Anni Albers
2021,
Fotoprint, 153 × 122 cm
aus der Serie verstellt, Notizen zu Anni Albers
Als Anni Albers und Josef Albers 1933 in die USA flüchten, reisten sie sobald es ihnen möglich war nach Kuba, Mexiko und Südamerika.
Monte Albán in Mexiko wurde in den 30er Jahren von dem mexikanischen Archäologen Alfonso Caso und seinem Team großflächig freigelegt; viele Grablegungen wurden entdeckt.
Anni und Josef Albers besuchten den Ort mehrmals und dokumentierten fotografisch die präkolumbische Stätte.
Die Serie der Teppiche, die Anni entwickelte nimmt Grundrisse der ausgegrabenen Stadtanlage Monte Albán auf. Auf meinem Foto zu sehen ist ein Teppich, den sie nach den Besichtigungen webte.
Ancient writing.
Sie greift das räumliche Phänomen der Schichtung und der Freilegung auf. Ein Thema, das sie in mehreren Teppichen verfolgte.
Anni Albers besuchte als Kind häufig die Berliner Museen, vor allem das damalige Völkerkundemuseum. Ihre Faszination für archäologische Artefakte begleitet sie also schon seit ihrer Kindheit. Vermutlich hat sie dort auch viele alte Bildteppiche gesehen.
Ich habe den Eindruck, sie kann in dieser „Serie“ ihre Leidenschaft für archäologische Ausgrabungen und der Historie des Webens ihre eigene Bildsprache hinzufügen.

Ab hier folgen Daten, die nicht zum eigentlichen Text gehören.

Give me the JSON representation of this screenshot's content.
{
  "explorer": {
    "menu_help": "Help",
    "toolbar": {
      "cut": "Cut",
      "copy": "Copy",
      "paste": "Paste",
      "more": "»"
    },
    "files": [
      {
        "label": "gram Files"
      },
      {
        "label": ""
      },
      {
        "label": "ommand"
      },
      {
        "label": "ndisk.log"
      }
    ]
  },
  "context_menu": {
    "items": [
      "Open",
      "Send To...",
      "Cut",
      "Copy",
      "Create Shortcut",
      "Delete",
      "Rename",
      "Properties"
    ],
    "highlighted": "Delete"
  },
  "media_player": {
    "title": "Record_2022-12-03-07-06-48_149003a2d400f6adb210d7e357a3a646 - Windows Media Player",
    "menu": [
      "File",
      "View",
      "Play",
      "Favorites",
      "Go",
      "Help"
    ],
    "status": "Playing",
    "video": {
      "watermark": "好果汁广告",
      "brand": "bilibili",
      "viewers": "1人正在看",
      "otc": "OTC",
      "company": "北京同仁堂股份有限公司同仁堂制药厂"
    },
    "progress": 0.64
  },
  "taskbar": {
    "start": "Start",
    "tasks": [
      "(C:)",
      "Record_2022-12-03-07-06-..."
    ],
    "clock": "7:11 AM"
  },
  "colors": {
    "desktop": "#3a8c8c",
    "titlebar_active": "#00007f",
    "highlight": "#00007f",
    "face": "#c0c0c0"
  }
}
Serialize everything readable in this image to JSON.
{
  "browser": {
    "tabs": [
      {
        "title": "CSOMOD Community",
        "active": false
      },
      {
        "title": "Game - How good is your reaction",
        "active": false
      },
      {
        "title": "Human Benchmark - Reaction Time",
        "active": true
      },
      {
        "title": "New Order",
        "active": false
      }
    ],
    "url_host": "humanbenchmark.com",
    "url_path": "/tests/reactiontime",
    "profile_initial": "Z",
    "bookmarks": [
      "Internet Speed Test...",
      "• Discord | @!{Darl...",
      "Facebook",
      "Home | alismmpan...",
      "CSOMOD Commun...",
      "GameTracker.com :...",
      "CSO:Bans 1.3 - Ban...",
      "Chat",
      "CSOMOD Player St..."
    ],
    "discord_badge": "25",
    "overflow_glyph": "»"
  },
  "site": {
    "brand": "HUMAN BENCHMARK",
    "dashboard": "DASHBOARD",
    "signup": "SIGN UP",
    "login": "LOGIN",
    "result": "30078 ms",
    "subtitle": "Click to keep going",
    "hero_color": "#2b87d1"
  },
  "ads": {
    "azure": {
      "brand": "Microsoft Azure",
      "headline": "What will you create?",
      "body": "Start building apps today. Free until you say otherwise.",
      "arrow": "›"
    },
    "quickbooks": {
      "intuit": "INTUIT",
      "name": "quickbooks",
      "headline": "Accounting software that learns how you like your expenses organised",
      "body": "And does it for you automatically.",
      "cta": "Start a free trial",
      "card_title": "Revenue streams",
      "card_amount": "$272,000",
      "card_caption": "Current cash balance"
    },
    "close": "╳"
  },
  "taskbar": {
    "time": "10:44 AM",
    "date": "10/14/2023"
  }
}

Ein Ansatz, der sich zwischen den Räumen der Zeitschichtungen und der Bildsprache befindet. Als würden sich lange Beobachtungen aus verschiedenen Kontexten endlich verbinden können.
Sie fügt ihrem Werk damit eine inhaltliche Ebene zu.
Albers beschäftigte sich auch intensiv mit der Vermittlung des Webens, sowohl in der direkten Rolle der Lehrenden am Bauhaus, Black Mountain College und Yale, als auch als Theoretikerin.
Sie schrieb das Buch „on weaving“, in dem sie das Wesen und die Techniken des Webens beschreibt. Die Kombinatorik von „unter und darüber“ liegenden Fäden- 0 und 1- ist unerschöpflich!
Sie erforschte unter anderem die Vielfalt der Knoten und fertigte Zeichnungen von konkreten Knoten an; diese sind eher technische Zeichnungen und dienen der Vermittlung.
Die intensive Beschäftigung mit dem Rohstoff überträgt sie auch ins freie Zeichnerische ihrer Fadenbilder. Die Buchseite, die ich ausgewählt habe, zeigt eine solche Zeichnung. Völlig reduziert in schwarz und weiß liegt oder schwebt ein Stück Faden. Ein eventueller Rest, wie man ihn kennt wenn
Man sieht den Zeichnungen die Vertrautheit mit dem Material an.
Wieviele Stunden, wieviele Kilometer Faden liefen durch Anni Albers Hände?
Meine Bildbeilage ist eine Schablone (positiv und negativ), die den Raum einer Kugel, das Knäuel bilden kann. Eine Urform, ein geometrischer Körper, hier im Zweidimensionalen entfaltet.
Am Rand meiner Fotografie habe ich ein Buch mit Abbildungen von Teppichen, gewebt von Kindern, gelegt. Der ägyptische Architekt R.W. Wassef initiierte in den 70 er Jahren, eine Schule für Kinder, um das aussterbende Handwerk nicht in Vergessenheit geraten zu lassen. Er bereitete einen Raum, in dem Kinder das spielerische Weben von Bildteppichen entdecken konnten; ohne Vorzeichnungen entwickelten die Kinder sehr direkt malerisch im Webprozess ihre Motive. Das Foto zeigt den Ausschnitt einer Dorffestszene mit Korbtragenden.
Das Buch wurde mir geschenkt, ein Buch vom Pfennigbasar.